Pakistan seeks ‘civilised’ and ‘even-handed’ relationship with US like the one that exists between America and India: Imran Khan – News Vibe24

    Pakistan seeks ‘civilised' and ‘even-handed' relationship with US like the one that exists between America and India: Imran Khan - Times of India
    Islamabad: Pakistan seeks a “civilized” and “uniform” relationship with Washington, such as the one between the United States and the United Kingdom or with India “at the moment,” said Prime Minister Imran Khan. The Pakistani prime minister has highlighted the role Islamabad could play in the region, including Afghanistan, following the US withdrawal from the war-torn country.
    Khan made the remarks in an interview with The New York Times, in which he also expressed frustration that his efforts to normalize ties with India had not progressed, although he approached Prime Minister Narendra Modi shortly after taking office in August 2018.
    In an interview when US President Joe Biden had his first face-to-face meeting with his Afghan counterpart Ashraf Ghan at the White House on Friday, Hahn recalled that Pakistan had closer ties with the United States than any other nation. in the region, such as India, and was a US partner in the war on terror, the Dawn newspaper reported.
    “Now that the United States has left Afghanistan, in essence, Pakistan would like a civilized relationship that you have between nations, and we would like to improve our trade relationship with the United States,” he said.
    Asked to elaborate on his perception of a civilized relationship, Khan said he was looking for a relationship like the one that existed “between the US and Britain, or between the US and India at the moment.” So, a relationship that is uniform. ”
    “Unfortunately, the relationship during the war on terror was somewhat twofold,” he said.
    “It was a one-sided relationship because the US felt it was helping Pakistan, they felt Pakistan had to make US bids then. And what Pakistan did to try to make US bids cost Pakistan a lot, 70,000 “Pakistanis have died and more than $ 150 billion has been lost because of suicide bombings and bombings across the country,” he said.
    The main problem with this one-sided relationship was that “Pakistani governments tried to do what they could not do,” and this led to “mistrust between the two countries,” Khan said.
    “People in Pakistan also felt that they had paid a heavy, heavy price for this relationship. “And the United States believed that Pakistan had not done enough.”
    The prime minister said his government wanted the future relationship to be based on trust and common goals, including a peaceful and stable Afghanistan.
    The United States and the Taliban signed a landmark agreement in Doha on February 29, 2020, after several rounds of negotiations to bring lasting peace to war-torn Afghanistan and allow US troops to return home, effectively pulling out a protracted war. Of America.
    Asked if Pakistan would continue to have a strategic relationship with the United States after the withdrawal, Khan said, “I do not really know. I did not think that Pakistan should be of any strategic importance to the United States. . ”
    Khan said he could not predict the future of the military relationship and security between Pakistan and the United States.
    “After the withdrawal of the United States, I do not know what kind of military relationship it will be.
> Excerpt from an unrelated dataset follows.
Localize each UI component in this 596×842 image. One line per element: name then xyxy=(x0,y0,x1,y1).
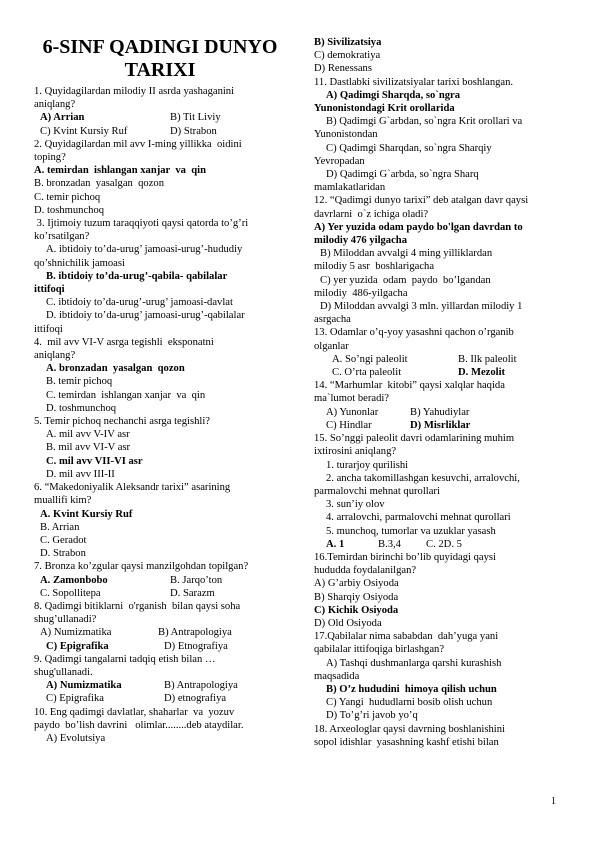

But now, the relationship should be based on the common goal that there is a political solution in Afghanistan before the United States leaves,” he said.
    Asked if Pakistan continues to use its power with the Taliban to advance peace talks toward a deal, Khan said, “Pakistan has used as much power as it could for the Taliban.”
    He said the US decision to set a date for the withdrawal of its troops from Afghanistan also reduced Pakistan’s influence in the Taliban.
    “Since the US gave a withdrawal date, since then, our leverage on the Taliban has decreased. And the reason is that the moment the United States gave an exit date, the Taliban basically claimed victory,” Khan said.
    “They think they have won the war. And so our ability to influence them diminishes the more strongly they feel,” he said.
    Khan said Pakistan was emphasizing to the Taliban that they should not go for a military victory because it would only lead to a protracted civil war.
    In the interview, Khan also claimed that Pakistan would have a better relationship with India if it had a different government and that they would have resolved all their differences through dialogue.
    “When I took office, the first thing I did was to take this approach to Prime Minister Modi (to pursue) a normal, civilized business relationship. We tried but got nowhere,” he said.
    “If there was another Indian leadership, I think we would have a good relationship with them. And yes, we would have resolved all our differences through dialogue,” Khan said.
    Tensions between India and Pakistan have deteriorated further since India announced the withdrawal of the special powers of Jammu and Kashmir and the division of the state into two territories of the Union in August 2019.
    Regarding the status quo in Kashmir, Khan said, “I think it is a disaster for India, because it will simply mean that this conflict continues and continues and (prevents) any relationship – a normal relationship – between Pakistan and India.”
    India has told Pakistan that it wants normal neighborhood relations with it in an environment free of terror, hostility and violence.
    Khan said the US hypothesis that India would be the bulwark against China was wrong. “I think it would be detrimental to India, because India’s trade with China would be beneficial to both India and China.”
    Pakistan, he said, “was watching the script unfold with a little anxiety.”